As we know, the BI space is growing tremendously in the last few decades. Recently, “Snowflake” has been creating a lot of buzz. Snowflake offers unique features that make them the next big thing in the market. Entirely set up in the cloud, with its Multi-Cluster Shared Data Architecture, Snowflake already has a great head start and is looking to be a potential winner among all other DWs present in the market.
Advantage of Snowflake Architecture
Completely built on SQL, Snowflake, not only stores structured data, but also handles all the semi-structured data such as JSON, XML, Avro, etc. Data is sorted and stored in various micro partitions in columnar format, accounting for fast data retrieval. Snowflake has an impressive dynamic caching mechanism. When any new query matches the existing result in the cache then the result is returned immediately, without any computation for the past 24 hours, provided the data hasn’t changed. Snowflake has 3 different caches namely Result Cache, Local Disk Cache, and Remote Disk Cache.
Cloning of a Database helps in creating a copy of the existing instance of the database in seconds without disturbing the original database. Cloning doesn’t duplicate any data and performs it as a meta-data operation thereby not adding any extra costs on the storage of cloned data.
Another amazing feature of Snowflake is its hybrid architecture. The advantages of both Traditional Shared Disk and Shared Nothing Database Architecture make Snowflake separate the Storage layer from Computing. With this, we can load the data and query it at the same time without contention. The database storage layer resides in scalable cloud storage like Amazon S3 and the computation part is taken by the Virtual Warehouses, which can query databases and also, these can be created, resized and deleted dynamically depending on the usage of resources. This along with the cloud’s advantage pertaining to scalability and near-zero management make Snowflake, undoubtedly, the prime player in the market.
Snowflake has centralized storage which represents data as a single point of truth. With the help of Virtual warehouses, now the same data can be queried by different services, without any impact on each other. This is achieved using Multi-Cluster Warehouses, where each Virtual Warehouse scales independently but have access to the same data.
Snowflake introduced a concept called ‘Time Travel’ which acts as a snapshot of the given data at a point of time. By default, the time travel comes with 24 hours and for Enterprise Edition we can Time Travel up to 90 days. Native to the cloud, they take care of all fail-safe mechanisms.

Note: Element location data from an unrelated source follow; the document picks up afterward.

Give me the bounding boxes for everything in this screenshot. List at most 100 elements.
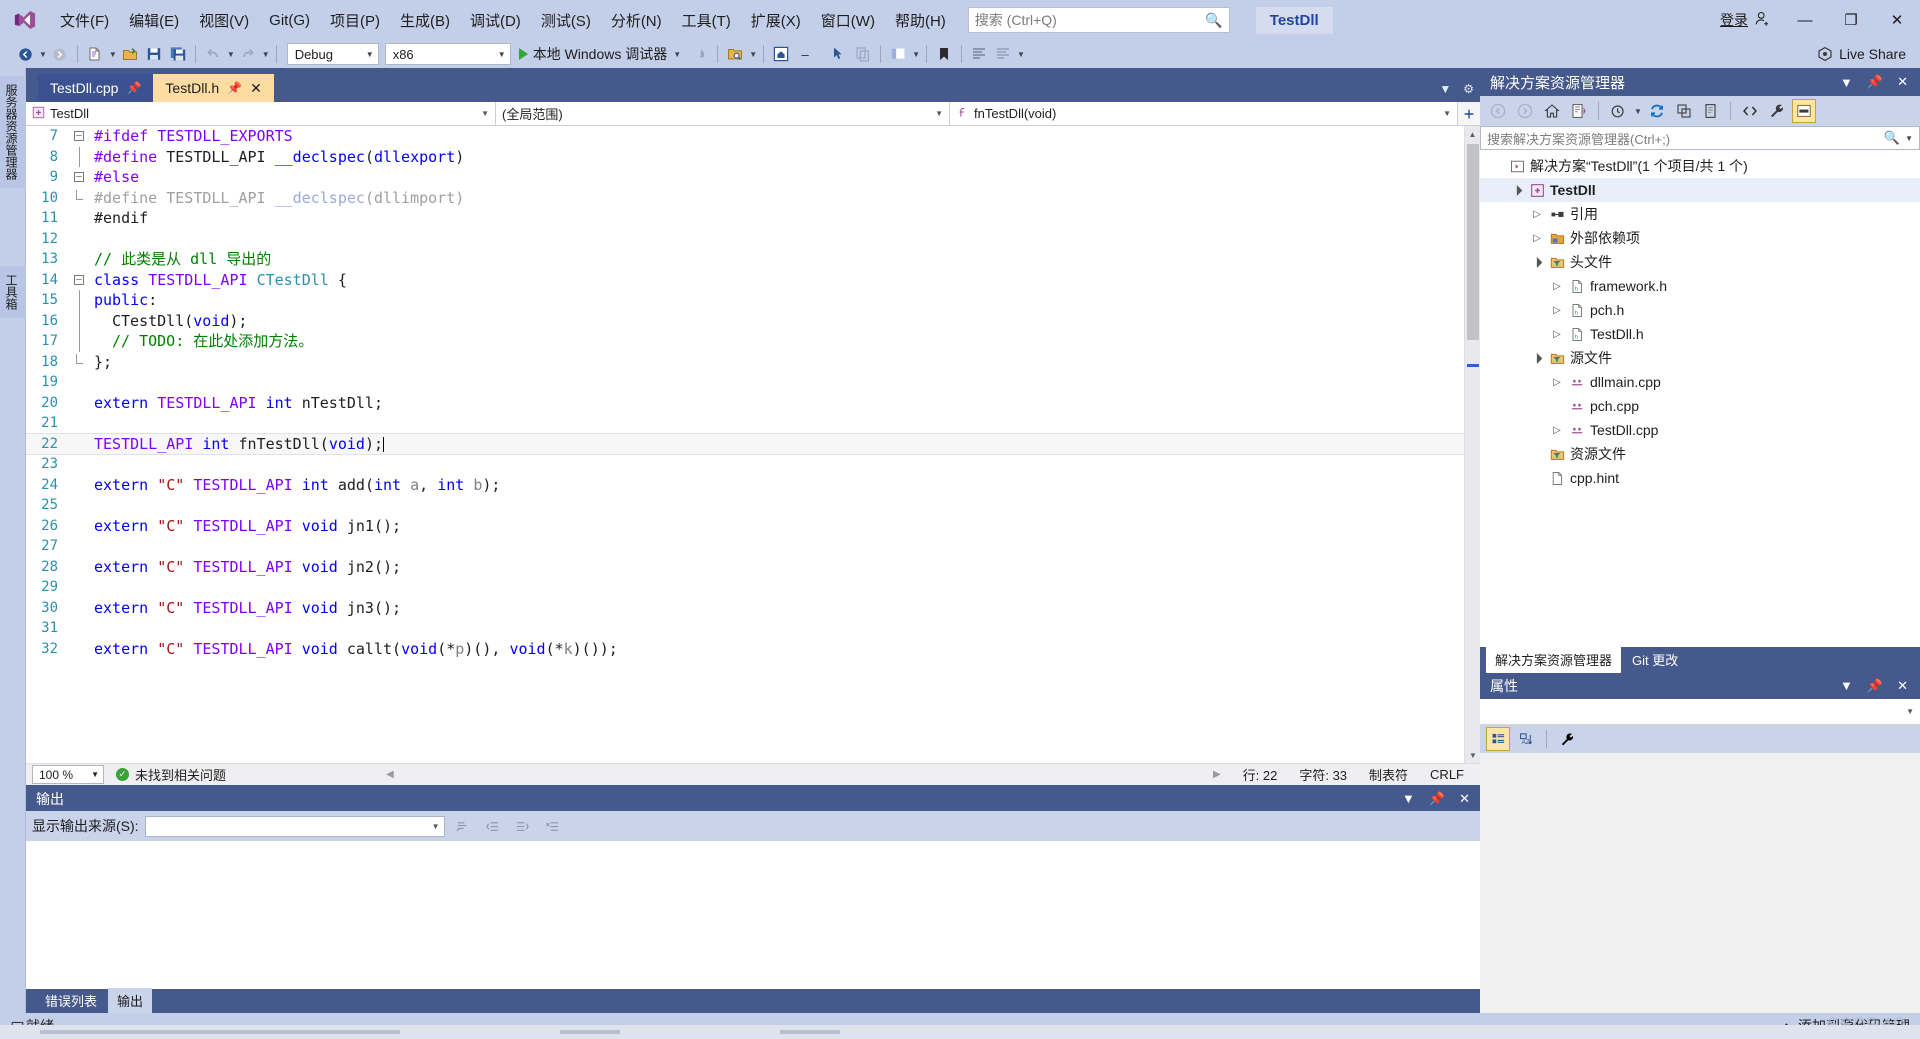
alphabetical-icon[interactable]: AZ <box>1514 727 1538 751</box>
code-line[interactable]: 20extern TESTDLL_API int nTestDll; <box>26 393 1464 414</box>
uncomment-lines-icon[interactable] <box>992 42 1014 66</box>
copy-tool-icon[interactable] <box>852 42 874 66</box>
menu-analyze[interactable]: 分析(N) <box>601 4 672 37</box>
code-line[interactable]: 21 <box>26 413 1464 434</box>
tree-item[interactable]: ▷dllmain.cpp <box>1480 370 1920 394</box>
menu-extensions[interactable]: 扩展(X) <box>741 4 811 37</box>
scrollbar-thumb[interactable] <box>1467 144 1479 340</box>
code-line[interactable]: 18}; <box>26 352 1464 373</box>
close-button[interactable]: ✕ <box>1874 0 1920 40</box>
menu-test[interactable]: 测试(S) <box>531 4 601 37</box>
code-editor[interactable]: 7–#ifdef TESTDLL_EXPORTS8#define TESTDLL… <box>26 126 1480 763</box>
tree-item[interactable]: cpp.hint <box>1480 466 1920 490</box>
properties-object-combo[interactable]: ▼ <box>1480 699 1920 725</box>
code-text-area[interactable]: 7–#ifdef TESTDLL_EXPORTS8#define TESTDLL… <box>26 126 1464 763</box>
code-line[interactable]: 27 <box>26 536 1464 557</box>
code-line[interactable]: 29 <box>26 577 1464 598</box>
code-line[interactable]: 32extern "C" TESTDLL_API void callt(void… <box>26 639 1464 660</box>
redo-icon[interactable] <box>237 42 259 66</box>
menu-edit[interactable]: 编辑(E) <box>119 4 189 37</box>
chevron-down-icon[interactable]: ▼ <box>673 50 681 59</box>
back-icon[interactable] <box>1486 99 1510 123</box>
code-line[interactable]: 19 <box>26 372 1464 393</box>
sign-in-button[interactable]: 登录 <box>1710 10 1782 31</box>
solution-explorer-search-input[interactable]: 搜索解决方案资源管理器(Ctrl+;) 🔍 ▼ <box>1480 126 1920 150</box>
menu-file[interactable]: 文件(F) <box>50 4 119 37</box>
window-layout-icon[interactable] <box>887 42 909 66</box>
menu-view[interactable]: 视图(V) <box>189 4 259 37</box>
go-home-icon[interactable] <box>770 42 792 66</box>
toolbar-grip[interactable] <box>4 45 12 63</box>
categorized-icon[interactable] <box>1486 727 1510 751</box>
code-line[interactable]: 28extern "C" TESTDLL_API void jn2(); <box>26 557 1464 578</box>
code-line[interactable]: 13// 此类是从 dll 导出的 <box>26 249 1464 270</box>
expander-collapse-icon[interactable]: ◢ <box>1527 252 1548 273</box>
code-line[interactable]: 8#define TESTDLL_API __declspec(dllexpor… <box>26 147 1464 168</box>
chevron-down-icon[interactable]: ▼ <box>1402 791 1415 807</box>
code-line[interactable]: 31 <box>26 618 1464 639</box>
properties-grid[interactable] <box>1480 753 1920 1013</box>
navigate-back-dropdown-icon[interactable]: ▼ <box>39 50 47 59</box>
pin-icon[interactable]: 📌 <box>1429 791 1445 807</box>
fold-collapse-icon[interactable]: – <box>68 131 90 141</box>
solution-platform-combo[interactable]: x86 ▼ <box>385 43 511 65</box>
navbar-member-combo[interactable]: fnTestDll(void) ▼ <box>950 102 1458 125</box>
collapse-all-icon[interactable] <box>1672 99 1696 123</box>
editor-settings-icon[interactable]: ⚙ <box>1463 82 1474 96</box>
save-all-icon[interactable] <box>167 42 189 66</box>
dock-tab-error-list[interactable]: 错误列表 <box>36 988 106 1013</box>
previous-message-icon[interactable] <box>481 815 505 837</box>
live-share-button[interactable]: Live Share <box>1817 46 1906 62</box>
tree-item[interactable]: pch.cpp <box>1480 394 1920 418</box>
navigate-back-icon[interactable] <box>14 42 36 66</box>
expander-expand-icon[interactable]: ▷ <box>1528 233 1546 244</box>
collapse-toolbar-icon[interactable]: – <box>794 42 816 66</box>
expander-expand-icon[interactable]: ▷ <box>1548 377 1566 388</box>
tree-item[interactable]: ▷TestDll.cpp <box>1480 418 1920 442</box>
tree-item[interactable]: ▷hTestDll.h <box>1480 322 1920 346</box>
code-line[interactable]: 14–class TESTDLL_API CTestDll { <box>26 270 1464 291</box>
toggle-word-wrap-icon[interactable] <box>571 815 595 837</box>
code-line[interactable]: 26extern "C" TESTDLL_API void jn1(); <box>26 516 1464 537</box>
code-line[interactable]: 9–#else <box>26 167 1464 188</box>
menu-window[interactable]: 窗口(W) <box>811 4 885 37</box>
menu-tools[interactable]: 工具(T) <box>672 4 741 37</box>
horizontal-scroll-right-arrow-icon[interactable]: ▶ <box>1213 769 1221 780</box>
forward-icon[interactable] <box>1513 99 1537 123</box>
tab-list-dropdown-icon[interactable]: ▼ <box>1439 82 1451 96</box>
filter-dropdown-icon[interactable]: ▼ <box>1634 107 1642 116</box>
close-icon[interactable]: ✕ <box>250 80 262 97</box>
pin-icon[interactable]: 📌 <box>227 81 242 95</box>
tree-item[interactable]: ▷hpch.h <box>1480 298 1920 322</box>
select-tool-icon[interactable] <box>828 42 850 66</box>
solution-explorer-tree[interactable]: 解决方案“TestDll”(1 个项目/共 1 个)◢TestDll▷引用▷外部… <box>1480 150 1920 647</box>
tree-item[interactable]: ▷hframework.h <box>1480 274 1920 298</box>
undo-icon[interactable] <box>202 42 224 66</box>
scroll-up-arrow-icon[interactable]: ▲ <box>1465 126 1480 142</box>
document-tab-testdll-cpp[interactable]: TestDll.cpp 📌 <box>38 74 153 102</box>
dock-tab-git-changes[interactable]: Git 更改 <box>1623 646 1687 673</box>
code-line[interactable]: 12 <box>26 229 1464 250</box>
tree-item[interactable]: ◢TestDll <box>1480 178 1920 202</box>
code-line[interactable]: 7–#ifdef TESTDLL_EXPORTS <box>26 126 1464 147</box>
home-icon[interactable] <box>1540 99 1564 123</box>
toolbar-grip-2[interactable] <box>818 45 826 63</box>
expander-expand-icon[interactable]: ▷ <box>1548 425 1566 436</box>
navigate-forward-icon[interactable] <box>49 42 71 66</box>
maximize-restore-button[interactable]: ❐ <box>1828 0 1874 40</box>
close-icon[interactable]: ✕ <box>1897 74 1908 90</box>
fold-collapse-icon[interactable]: – <box>68 275 90 285</box>
document-tab-testdll-h[interactable]: TestDll.h 📌 ✕ <box>153 74 273 102</box>
code-line[interactable]: 17// TODO: 在此处添加方法。 <box>26 331 1464 352</box>
chevron-down-icon[interactable]: ▼ <box>1840 678 1853 694</box>
scroll-down-arrow-icon[interactable]: ▼ <box>1465 747 1481 763</box>
code-line[interactable]: 30extern "C" TESTDLL_API void jn3(); <box>26 598 1464 619</box>
menu-debug[interactable]: 调试(D) <box>460 4 531 37</box>
menu-git[interactable]: Git(G) <box>259 6 320 35</box>
expander-collapse-icon[interactable]: ◢ <box>1507 180 1528 201</box>
expander-collapse-icon[interactable]: ◢ <box>1527 348 1548 369</box>
undo-dropdown-icon[interactable]: ▼ <box>227 50 235 59</box>
find-dropdown-icon[interactable]: ▼ <box>749 50 757 59</box>
menu-project[interactable]: 项目(P) <box>320 4 390 37</box>
expander-expand-icon[interactable]: ▷ <box>1528 209 1546 220</box>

In the case of disk-failures, they provide 7 days of fail-safe protection. Let’s look at the various factors that make Snowflake a better tool than its competitors.

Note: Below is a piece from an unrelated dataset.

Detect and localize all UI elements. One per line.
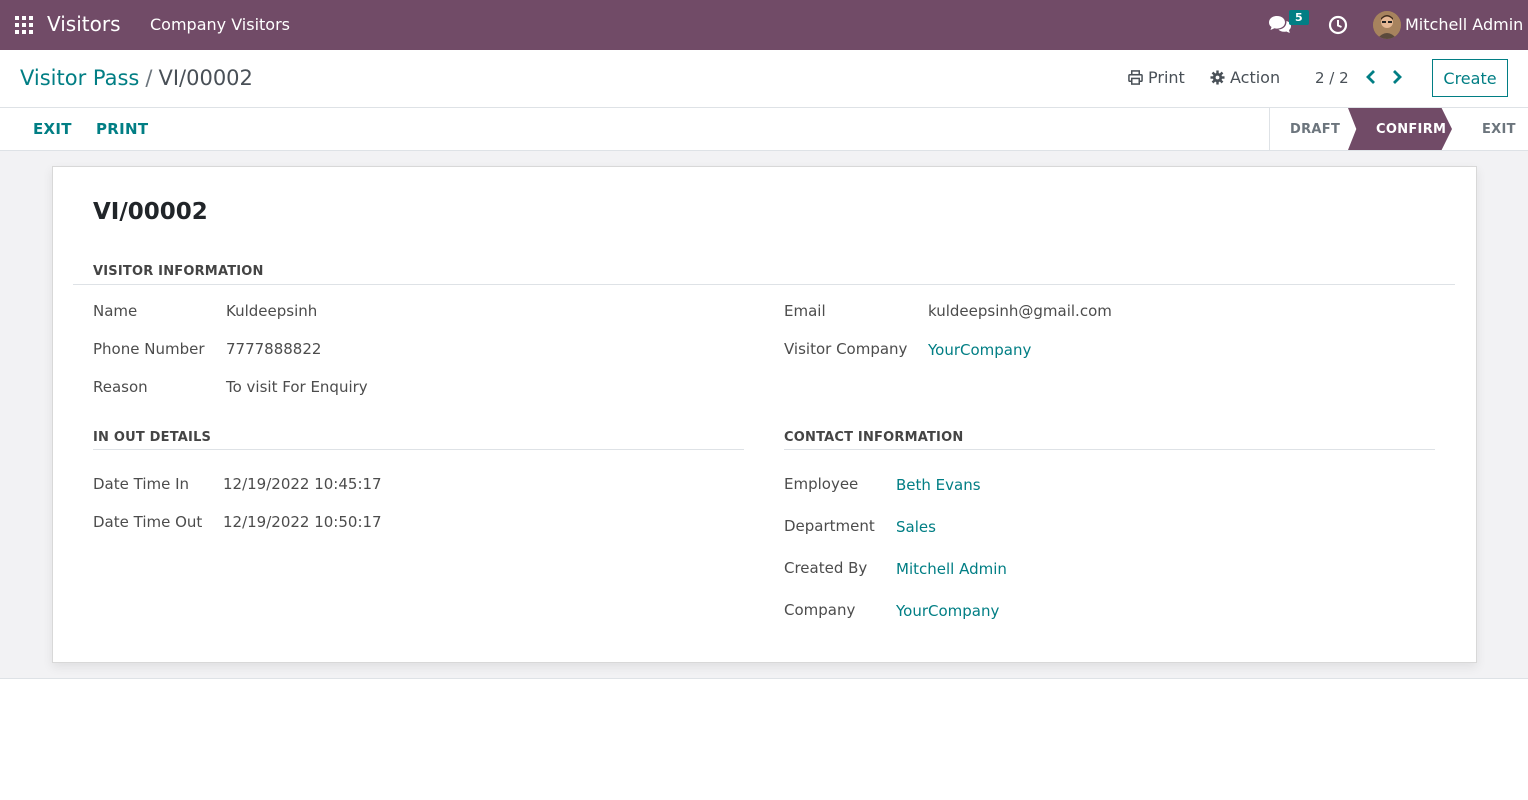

Snowflake stores all its data only in encrypted form. It has end-to-end encryption. The data stored inside the disks, or when it’s in motion, the users can forget about building complex security models from their end. It supports two-factor authentication and federal authenticator with a single sign-on option. Any authorization given to the users is role-based and we can set up predefined policies for limited access. Snowflake has SOC 2 Type 2 certification on both AWS and Azure. If users insist, an additional level of encryption can be provided across all network communications.
The major advantage of Snowflake is its cost. Though there are slight changes in cost over different regions. On average, the storage cost of 1 TB data is as slight as 23$ per month. Snowflake saves the cost by compressing the data stored in a 3:1 compression ratio. Unlike Google Big Query which charges for the uncompressed data, Snowflake charges only for the compressed data. This compression in data doesn’t have any impact on the performance as most of the operations are going to be through meta-data. The computation charge is separate, the charge is accounted on a pay per second basis depending on the Snowflake credit the Warehouse uses for computing. Another advantage is the Zero Clone concept, where we could clone the data but just pay for the master data once. This eliminates the need for separate environments. The cost factor varies for different editions of Snowflake and the size of the Warehouse we select for computing. But overall, this is a much better solution with added advantages of scalability and agility of the cloud.
Snowflake separates the Compute layer from the storage which boosts its performance, ‘CapSpeciality’, an insurance provider in the US was able to achieve 200x times faster reporting and were able to query 10 years of data in less than 15 minutes. The ability to upgrade and downgrade clusters automatically and the option to specify the minimum and maximum clusters make Snowflake unique. Native to SQL, it addresses both structured data and semi-structured data with no degradation in performance. We can specify the minimum and the maximum number of clusters for each Warehouse, thereby the Snowflake would automatically Scale-out for Concurrency and Scale-up for performance accordingly, without any manual intervention. Snowflake offers Instant Elasticity to its customers thereby providing an unlimited number of users with consistent performance, predictable pricing and no overbuy.
Instead of heavy investments in maintenance with other tools, Snowflake has Near Zero Administration. We need not specify any tuning or indexes as Snowflake takes care of everything automatically. Plus, the initial investments that occur on installing any other tools are completely removed out of the picture. Snowflake has a fail-safe mechanism that eliminates the need for any backup.
Snowflake is climbing and making impacts on the Analytics market with its exceptional architecture. The efficiency and flexibility offered to a traditional data warehouse on the cloud by Snowflake are significantly remarkable when compared to its competitors. These unique aspects make Snowflake a standout product to be watched out for.